The educational point isn’t the mesh object itself — it’s that an nnx Module constructed under with mesh: looks identical to one built without; the difference is where its arrays live. So our in-sandbox nnx.Linear(...) IS the model the production code would build. We just don’t actually shard.

Anatomy of a mesh

mesh = Mesh(devices, axis_names=("data", "model"))

devices: an np.ndarray of Device objects, with shape (data_axis_size, model_axis_size). The product equals the total device count.
axis_names: a tuple of names — one per axis of the device array. These are the strings that go into PartitionSpec.

A 1-D mesh Mesh(devices, ("model",)) is the simplest case: everything is sharded along one model-parallel axis. A 2-D mesh ("data", "model") lets you do FSDP+TP simultaneously.

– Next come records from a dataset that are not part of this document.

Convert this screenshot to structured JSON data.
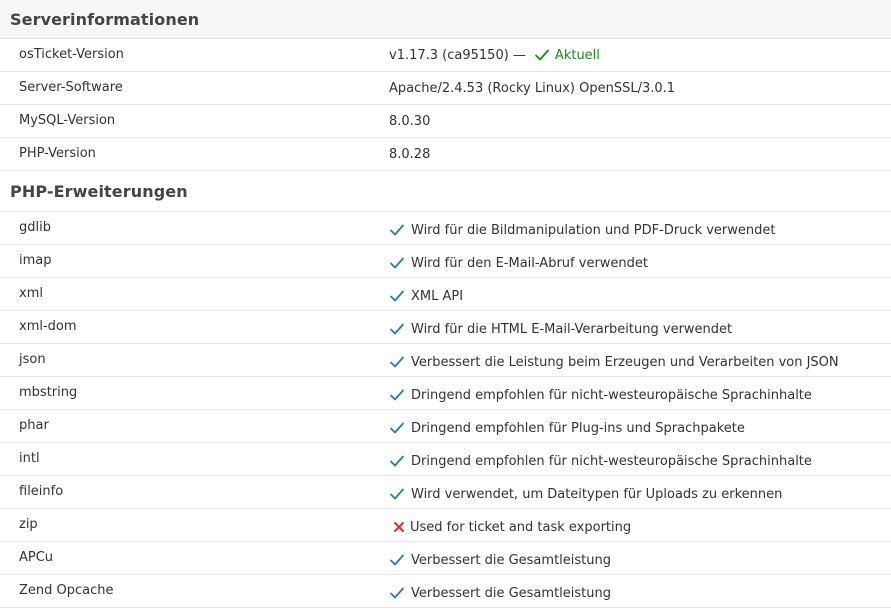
{
  "server_info": {
    "title": "Serverinformationen",
    "rows": [
      {
        "label": "osTicket-Version",
        "value": "v1.17.3 (ca95150) —",
        "status": "Aktuell"
      },
      {
        "label": "Server-Software",
        "value": "Apache/2.4.53 (Rocky Linux) OpenSSL/3.0.1"
      },
      {
        "label": "MySQL-Version",
        "value": "8.0.30"
      },
      {
        "label": "PHP-Version",
        "value": "8.0.28"
      }
    ]
  },
  "php_extensions": {
    "title": "PHP-Erweiterungen",
    "rows": [
      {
        "name": "gdlib",
        "ok": true,
        "description": "Wird für die Bildmanipulation und PDF-Druck verwendet"
      },
      {
        "name": "imap",
        "ok": true,
        "description": "Wird für den E-Mail-Abruf verwendet"
      },
      {
        "name": "xml",
        "ok": true,
        "description": "XML API"
      },
      {
        "name": "xml-dom",
        "ok": true,
        "description": "Wird für die HTML E-Mail-Verarbeitung verwendet"
      },
      {
        "name": "json",
        "ok": true,
        "description": "Verbessert die Leistung beim Erzeugen und Verarbeiten von JSON"
      },
      {
        "name": "mbstring",
        "ok": true,
        "description": "Dringend empfohlen für nicht-westeuropäische Sprachinhalte"
      },
      {
        "name": "phar",
        "ok": true,
        "description": "Dringend empfohlen für Plug-ins und Sprachpakete"
      },
      {
        "name": "intl",
        "ok": true,
        "description": "Dringend empfohlen für nicht-westeuropäische Sprachinhalte"
      },
      {
        "name": "fileinfo",
        "ok": true,
        "description": "Wird verwendet, um Dateitypen für Uploads zu erkennen"
      },
      {
        "name": "zip",
        "ok": false,
        "description": "Used for ticket and task exporting"
      },
      {
        "name": "APCu",
        "ok": true,
        "description": "Verbessert die Gesamtleistung"
      },
      {
        "name": "Zend Opcache",
        "ok": true,
        "description": "Verbessert die Gesamtleistung"
      }
    ]
  },
  "colors": {
    "check": "#2a7ab0",
    "cross": "#d9342b",
    "status_ok": "#1e8a1e"
  },
  "icons": {
    "ok": "check-icon",
    "missing": "cross-icon",
    "status_ok": "check-icon"
  }
}
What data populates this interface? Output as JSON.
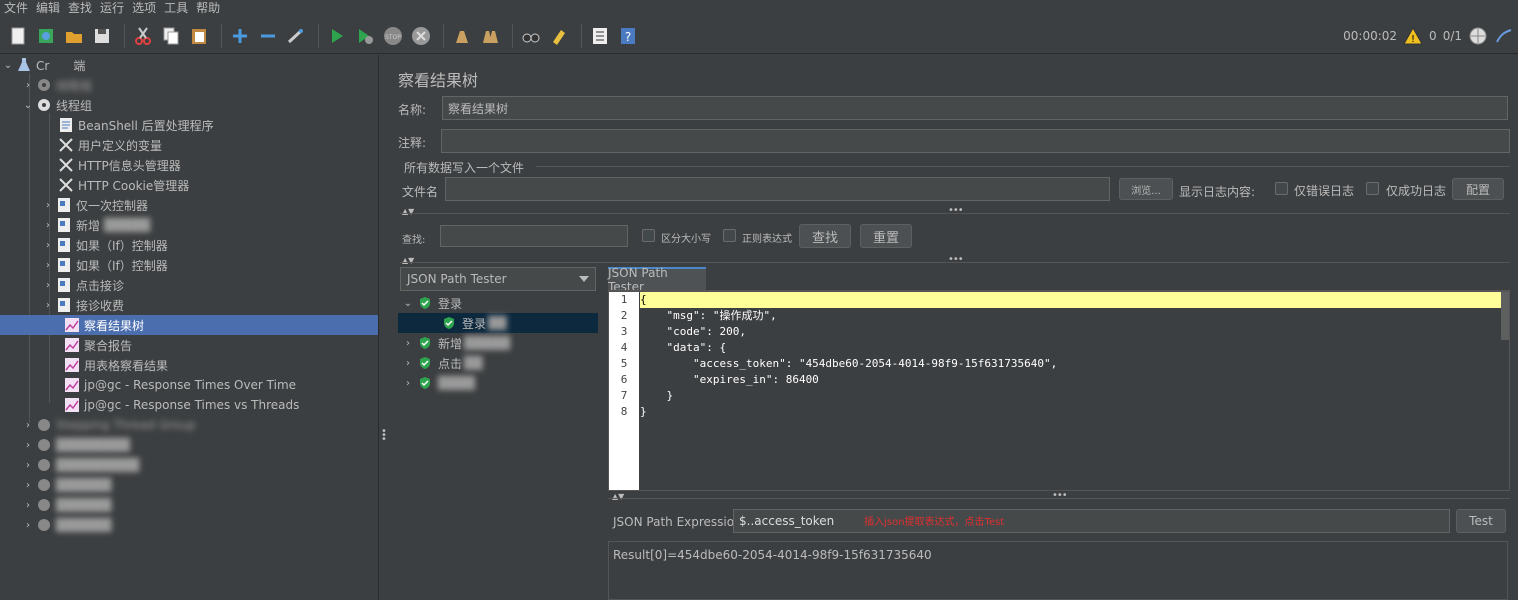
{
  "menu": [
    "文件",
    "编辑",
    "查找",
    "运行",
    "选项",
    "工具",
    "帮助"
  ],
  "toolbar": {
    "timer": "00:00:02",
    "warn_count": "0",
    "threads": "0/1"
  },
  "tree": {
    "root_label": "Cr  端",
    "items": [
      {
        "label": "线程组",
        "blurred": true
      },
      {
        "label": "线程组"
      },
      {
        "label": "BeanShell 后置处理程序"
      },
      {
        "label": "用户定义的变量"
      },
      {
        "label": "HTTP信息头管理器"
      },
      {
        "label": "HTTP Cookie管理器"
      },
      {
        "label": "仅一次控制器"
      },
      {
        "label": "新增"
      },
      {
        "label": "如果（If）控制器"
      },
      {
        "label": "如果（If）控制器"
      },
      {
        "label": "点击接诊"
      },
      {
        "label": "接诊收费"
      },
      {
        "label": "察看结果树"
      },
      {
        "label": "聚合报告"
      },
      {
        "label": "用表格察看结果"
      },
      {
        "label": "jp@gc - Response Times Over Time"
      },
      {
        "label": "jp@gc - Response Times vs Threads"
      },
      {
        "label": "Stepping Thread Group"
      }
    ]
  },
  "panel": {
    "title": "察看结果树",
    "name_label": "名称:",
    "name_value": "察看结果树",
    "comment_label": "注释:",
    "comment_value": "",
    "file_section": "所有数据写入一个文件",
    "filename_label": "文件名",
    "filename_value": "",
    "browse_button": "浏览...",
    "log_label": "显示日志内容:",
    "errors_only": "仅错误日志",
    "success_only": "仅成功日志",
    "configure_button": "配置",
    "search_label": "查找:",
    "search_value": "",
    "case_sensitive": "区分大小写",
    "regex": "正则表达式",
    "find_button": "查找",
    "reset_button": "重置"
  },
  "results": {
    "renderer": "JSON Path Tester",
    "samples": [
      {
        "label": "登录"
      },
      {
        "label": "登录"
      },
      {
        "label": "新增"
      },
      {
        "label": "点击"
      },
      {
        "label": ""
      }
    ]
  },
  "tester": {
    "tab_label": "JSON Path Tester",
    "line_numbers": [
      "1",
      "2",
      "3",
      "4",
      "5",
      "6",
      "7",
      "8"
    ],
    "code_lines": [
      "{",
      "    \"msg\": \"操作成功\",",
      "    \"code\": 200,",
      "    \"data\": {",
      "        \"access_token\": \"454dbe60-2054-4014-98f9-15f631735640\",",
      "        \"expires_in\": 86400",
      "    }",
      "}"
    ],
    "expr_label": "JSON Path Expression",
    "expr_value": "$..access_token",
    "annotation": "插入json提取表达式，点击Test",
    "test_button": "Test",
    "result_text": "Result[0]=454dbe60-2054-4014-98f9-15f631735640"
  },
  "colors": {
    "background": "#3c3f41",
    "selection": "#4b6eaf",
    "highlight_line": "#ffff99",
    "annotation": "#e03030",
    "success_icon": "#2ea44f"
  }
}
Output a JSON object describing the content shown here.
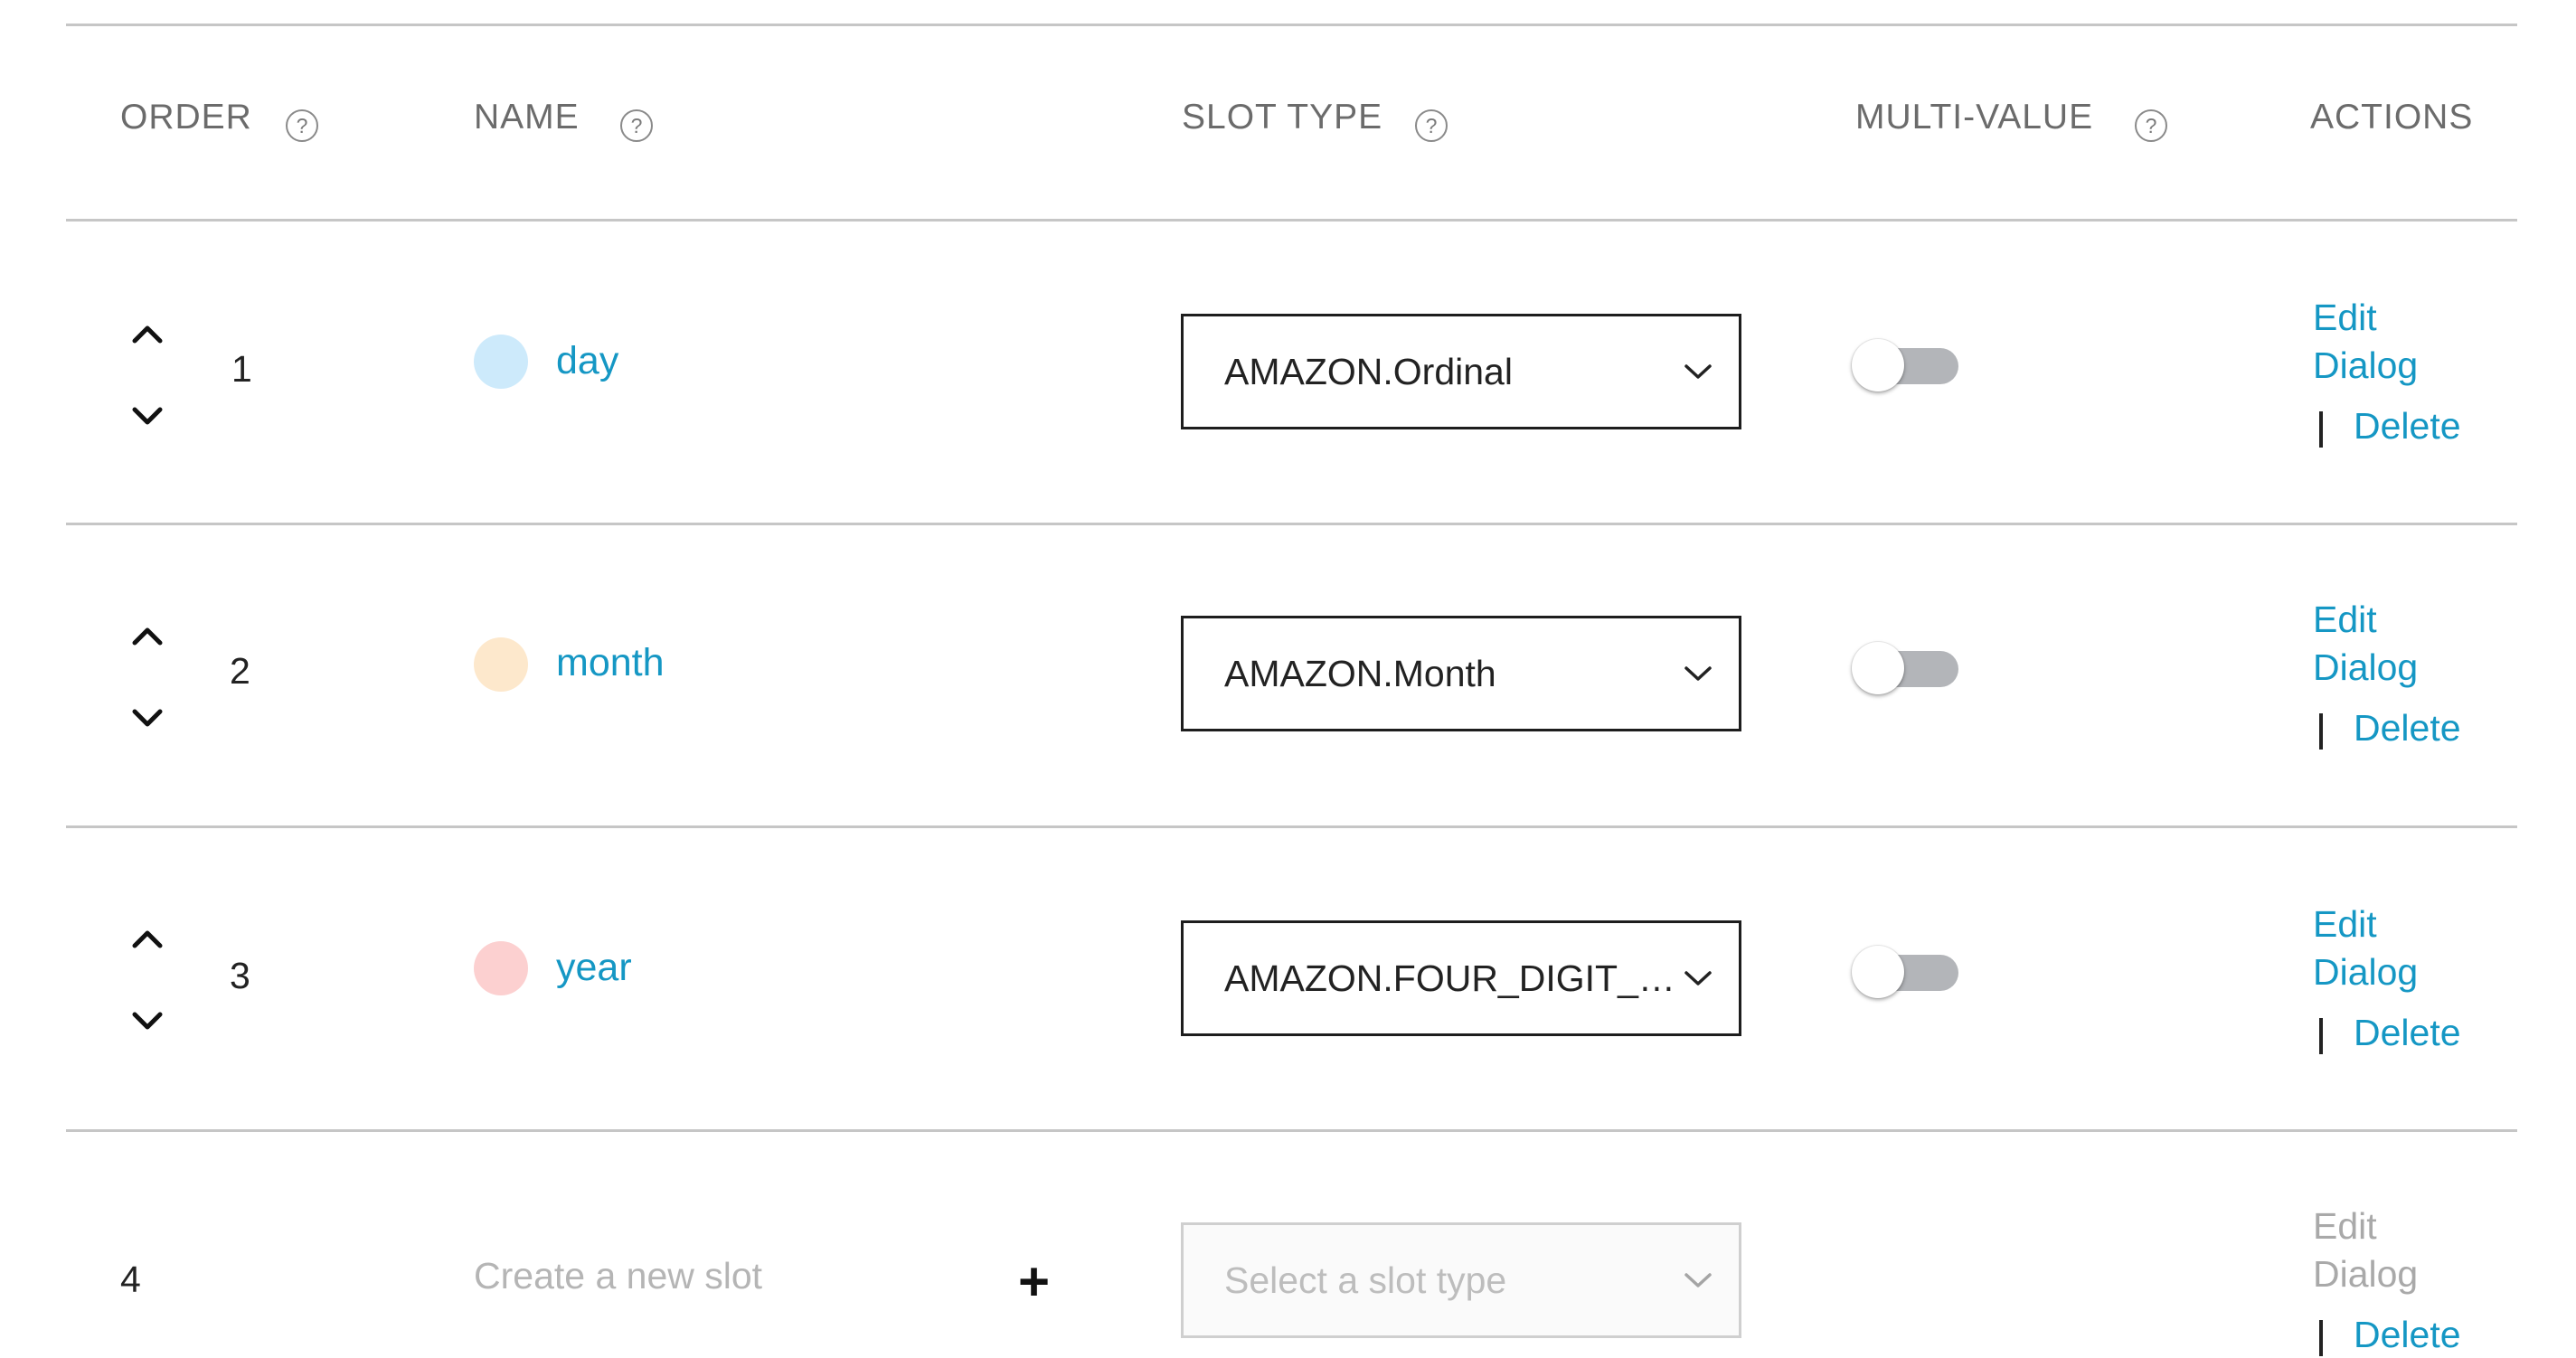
{
  "header": {
    "order": "ORDER",
    "name": "NAME",
    "slot_type": "SLOT TYPE",
    "multi_value": "MULTI-VALUE",
    "actions": "ACTIONS",
    "help_glyph": "?"
  },
  "slots": [
    {
      "order": "1",
      "name": "day",
      "dot_color": "#cdeafb",
      "slot_type": "AMAZON.Ordinal",
      "multi_value": false,
      "edit_label": "Edit",
      "dialog_label": "Dialog",
      "delete_label": "Delete"
    },
    {
      "order": "2",
      "name": "month",
      "dot_color": "#fde8cc",
      "slot_type": "AMAZON.Month",
      "multi_value": false,
      "edit_label": "Edit",
      "dialog_label": "Dialog",
      "delete_label": "Delete"
    },
    {
      "order": "3",
      "name": "year",
      "dot_color": "#fcd0d0",
      "slot_type": "AMAZON.FOUR_DIGIT_NUMBER",
      "multi_value": false,
      "edit_label": "Edit",
      "dialog_label": "Dialog",
      "delete_label": "Delete"
    }
  ],
  "new_slot": {
    "order": "4",
    "name_placeholder": "Create a new slot",
    "plus_glyph": "+",
    "slot_type_placeholder": "Select a slot type",
    "edit_label": "Edit",
    "dialog_label": "Dialog",
    "delete_label": "Delete"
  },
  "icons": {
    "help": "help-circle-icon",
    "move_up": "chevron-up-icon",
    "move_down": "chevron-down-icon",
    "select_caret": "chevron-down-icon",
    "add": "plus-icon"
  },
  "colors": {
    "link": "#1597c4",
    "divider": "#c6c6c6",
    "toggle_off": "#b3b5b9",
    "disabled_text": "#b5b5b5"
  }
}
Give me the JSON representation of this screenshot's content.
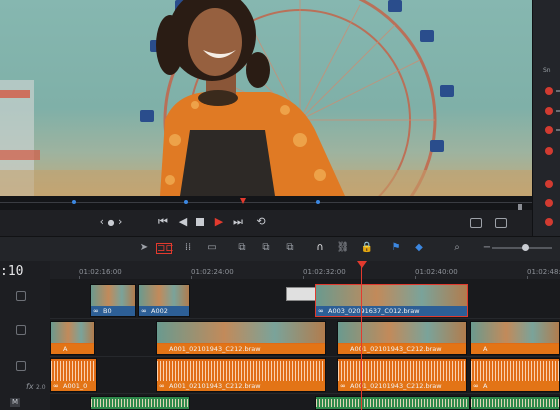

Why the `with mesh:` block matters

Inside the block, JAX uses the mesh as the default for any NamedSharding(...) created without an explicit mesh= arg. The nnx.Rngs constructor and the Linear constructor are pure Python — they don’t care about the mesh — but the arrays they allocate inherit the layout the surrounding jit+out_shardings declared.

Common pitfalls

Initing without a mesh and then sharding: the un-sharded tensor briefly exists in full on one device. For huge models this OOMs immediately.
Building the mesh inside the function body: Mesh(...) is a Python value; build it once at program start.
Forgetting out_shardings: just being inside with mesh: isn’t enough — JIT also needs to know how outputs should be laid out.

Problem

Implement mesh_init_simulate(seed, x, features, mesh_axes):

Cast seed, features, mesh_axes to ints.
Build model = nnx.Linear(x.shape[-1], features, rngs=nnx.Rngs(seed)) — this stands in for the production with mesh: model = ... call (the surrounding mesh is what differs, not the build line).
Confirm the model has the expected number of state leaves with _, state = nnx.split(model); n_leaves = len(tree_leaves(state)).
Return jnp.array([float(features), float(mesh_axes), float(n_leaves)]) as a 1-D (3,) array.

For an nnx.Linear, n_leaves is 2 (kernel + bias).

Inputs:

seed: float (cast to int).
x: 2-D (N, in_dim).
features: float (cast to int) — Linear out dim.
mesh_axes: float (cast to int) — size of the simulated 1-D mesh.

Output: 1-D (3,) — [features, mesh_axes, n_leaves].